Having a decent afternoon at AStL. Yet I require to whine. I had to find the local Sam's Club to get bags for our sales. As I walked to the store, I stepped down from the curb, and apparently my toe caught on the curb. I began to pitch forward, so my pace quickened to attempt to bring me back to my full and upright position. Gravity and inertia are potent foes, and I hit the pavement with both knees. I managed to roll (good) onto my blown right shoulder (bad). I got up, and noticed a man hurrying up behind me, asking if I was all right. A couple of women passing by inquired same, and I assured them that the greatest hurt was my pride's.
This may have been incorrect.
As I walked to the door, my vision began to tunnel, and that keening sound filled my hearing. I sagged against the wall just inside the door, unobtrusively so as not to garner unwanted attention. A young black worker saw me, looked concerned and asked if I was OK, then offered to get water. I thanked him. I was concerned that I would honest to goodness pass out.

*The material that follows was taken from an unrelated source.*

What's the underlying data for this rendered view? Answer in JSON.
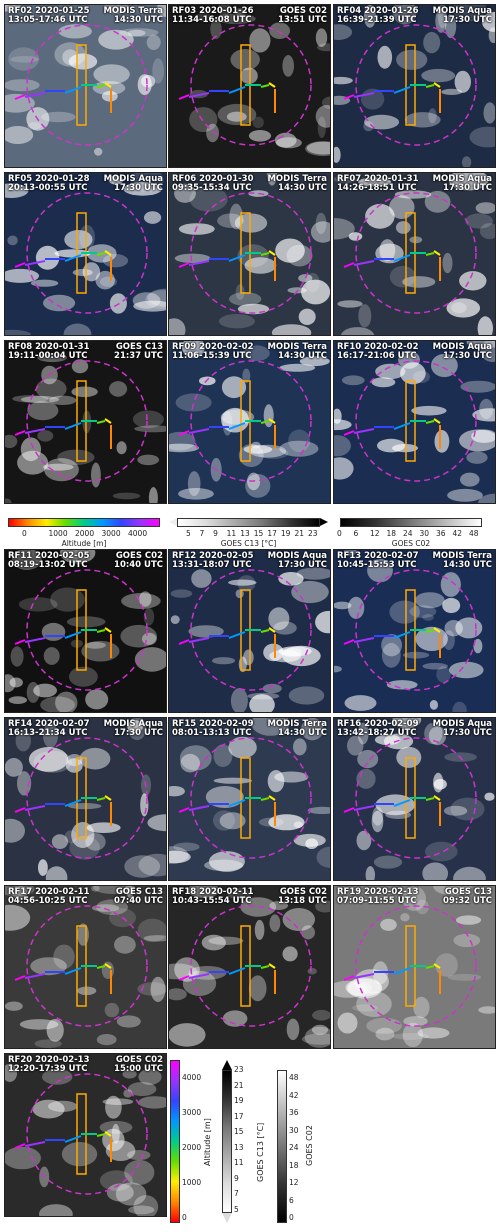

I was apparently hurting more than my body was telling me, but I could not allow myself to keel over, because of the panic and the flashing lights and the glavin....
I decided to walk it off, so I got a cart and went in search of my bags. I breathed deeply as I walked and I got better. Boy, I hurt though. Almost feels like the morning after a car collision. "Maturity" ain't what it's cracked up to be.
So now it is Saturday, and the aches have diminished somewhat, thanks to coal tar and wintergreen-scented goo.
So, Homestuckers fill the "useless eaters" category of fandom. They cluster in the aisles, buying nothing. They are like the virus that killed the tribbles. They don't buy...they just be.
This is it...I have Something of Note in the wings.